The trial for the eight remaining defendants accused in the gang-related torture and slaying of a Santa Maria man has been postponed several months so defense attorneys — and one of the accused now representing himself — can better prepare and sift through thousands of pages of evidence.
Originally scheduled to start in May, the trial for those indicted in the slaying of Anthony Ibarra, 28, on March 17, 2013, has been continued until Nov. 17.
The ruling by Superior Court Judge Rick Brown last week follows several motions from defense attorneys who are still struggling to go through 11,000 pages of material and 60-plus hours of audio and video tapes during discovery.
Defense attorney Tom Allen, who is representing Reyes Gonzalez, said he has barely dented the massive amount of evidence despite having a paralegal and investigator help peruse the material — more of which keeps arriving.
Allen said he filed what’s been the first continuance request in the case, along with defense attorneys Addison Steele (representing Anthony Solis) and David Bixby (representing David Maldonado), all of whom are currently on trial in other criminal cases or scheduled to be soon.
“We’re continuing to get new information,” Allen told Noozhawk. “It would not be fair to try this case without obviously having all the defense attorneys No. 1 available, and No. 2 prepared.”

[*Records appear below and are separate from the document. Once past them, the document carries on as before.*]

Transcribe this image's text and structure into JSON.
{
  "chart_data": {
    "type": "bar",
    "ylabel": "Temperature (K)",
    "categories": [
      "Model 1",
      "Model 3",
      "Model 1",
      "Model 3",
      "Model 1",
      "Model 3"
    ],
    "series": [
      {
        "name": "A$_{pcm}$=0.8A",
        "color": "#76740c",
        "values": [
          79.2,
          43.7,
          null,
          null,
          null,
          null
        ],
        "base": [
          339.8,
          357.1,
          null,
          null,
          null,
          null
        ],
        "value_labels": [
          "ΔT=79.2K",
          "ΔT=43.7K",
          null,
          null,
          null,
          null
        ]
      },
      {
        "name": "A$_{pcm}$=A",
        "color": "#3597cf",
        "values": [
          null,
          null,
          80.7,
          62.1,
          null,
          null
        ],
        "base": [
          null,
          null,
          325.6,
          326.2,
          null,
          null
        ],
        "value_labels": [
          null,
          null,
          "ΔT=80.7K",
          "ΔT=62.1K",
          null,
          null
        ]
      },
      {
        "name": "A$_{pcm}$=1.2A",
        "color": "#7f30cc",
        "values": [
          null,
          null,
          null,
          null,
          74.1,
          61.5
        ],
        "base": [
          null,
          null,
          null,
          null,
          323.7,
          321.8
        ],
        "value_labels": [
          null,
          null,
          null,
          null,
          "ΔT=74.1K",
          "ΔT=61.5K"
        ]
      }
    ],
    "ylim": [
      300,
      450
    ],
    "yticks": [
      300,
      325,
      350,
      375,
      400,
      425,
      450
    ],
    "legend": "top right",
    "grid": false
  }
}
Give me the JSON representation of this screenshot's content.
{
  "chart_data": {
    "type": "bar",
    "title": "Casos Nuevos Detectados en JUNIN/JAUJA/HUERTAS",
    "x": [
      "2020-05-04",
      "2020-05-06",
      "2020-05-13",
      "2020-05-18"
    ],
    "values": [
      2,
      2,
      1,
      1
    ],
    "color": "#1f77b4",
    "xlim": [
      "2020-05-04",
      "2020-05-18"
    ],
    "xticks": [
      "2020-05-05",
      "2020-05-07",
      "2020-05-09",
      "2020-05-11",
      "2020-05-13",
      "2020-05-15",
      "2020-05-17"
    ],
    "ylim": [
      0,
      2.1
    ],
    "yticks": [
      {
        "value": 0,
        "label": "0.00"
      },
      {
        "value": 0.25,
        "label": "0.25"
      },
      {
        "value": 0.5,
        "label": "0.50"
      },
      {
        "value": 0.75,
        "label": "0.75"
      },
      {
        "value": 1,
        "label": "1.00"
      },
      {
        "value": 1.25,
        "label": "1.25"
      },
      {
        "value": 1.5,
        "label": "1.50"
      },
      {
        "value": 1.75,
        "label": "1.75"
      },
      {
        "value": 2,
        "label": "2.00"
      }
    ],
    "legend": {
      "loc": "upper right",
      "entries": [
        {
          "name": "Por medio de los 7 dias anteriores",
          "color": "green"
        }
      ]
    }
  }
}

Along with the continuance, Brown granted defendant Ramon Maldonado’s request to represent himself during trial instead of his attorney, Michael Scott.
Allen said he’s unsure what effect that might also have on timing for the trial, since a bulk of the discovery information is under a protective order and can’t be shared inside Santa Barbara County Jail, where all eight defendants remain.
The defendants are next due back in Santa Barbara Juvenile Court — where proceedings are being held because of the large number of attorneys, etc. — on May 23 so attorneys can provide an update regarding discovery, and so the judge can determine whether an order should be issued to clear the attorneys’ schedules of other trials once the Ibarra trial begins, likely lasting through next February, Allen said.
Maldonado will be back in court sooner on March 27 regarding some motions he wants to file, said Senior Deputy District Attorney Ann Bramsen.
“It’s rare that homicide cases get to trial within a couple years,” Allen said. “It isn’t trying to delay to throw things. It’s to make sure, from a defense perspective, that we have done everything we can to represent our clients.”
Details involving the murder of Ibarra were revealed in a 932-page grand jury transcript that was obtained by Noozhawk in partnership with KEYT.
Several defendants face life in prison without parole if convicted.